Most recently I heard Cecilia Bartoli and the little Baroque Orchestra that accompanies her on tour. Her voice is marvelous of course, but what struck me was the sound of the strings. We were in the balcony (where the tickets were only $50) so I think we could hear the orchestra even better than if we had been downstairs. There was a sweetness, delicacy and subtlety in the sound that I have never heard reproduced. And just one double bass could quite easily fill the auditorium and balance the rest of the orchestra--this was thanks in part to the amazing acoustics of Zellerbach Hall on the UC Berkeley campus. I've thought I had pretty good woofer setups at times, but I don't think I've any that have that open relaxed naturalness of sound.
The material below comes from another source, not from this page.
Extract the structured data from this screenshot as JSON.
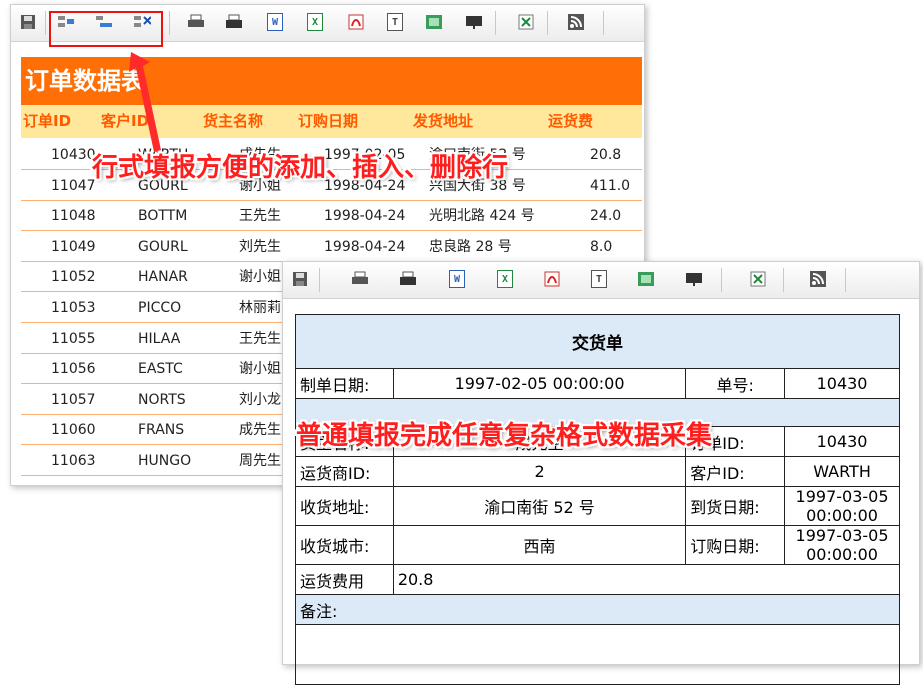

Listening to speakers is just spatially wrong, or something.
I also recently heard Rudolph Buchbinder do a solo concert in a smaller hall on campus (these are in the Cal Performances Series). The piano was a Steinway (is it always?). I can't say what model, but it looked as long as a dragster and two stage hands strained to roll it a few feet when it turned out there was a floor fixture right where Rudolph wanted the heel of his pedal foot to be. Here is where the power and refinement come in, trying to reproduce that sound. I have to say that some of the speakers I've heard do an amazing approximation, but the live music just washes over you and IT HAS NO PROBLEMS!
Anyway, this is by way of encouraging you all to avail yourselves of any opportunity you have to hear the living thing if you can. We have the great good fortune to live within fifty or sixty miles of places where world class stuff gets put on, but I think if you look around you'll find something within a doable distance. Even when I went to my first college out in the middle of the country in western New York, there was a concert series that was quite good. And if your taste is for acoustic country or small combo jazz there are often local groups that can provide a pleasant evening of the real sound.
After one of these refresher courses my expectations from the home stereo are quite moderated. I appreciate more what it can do as a reminder and obsess less about its inability to do the impossible.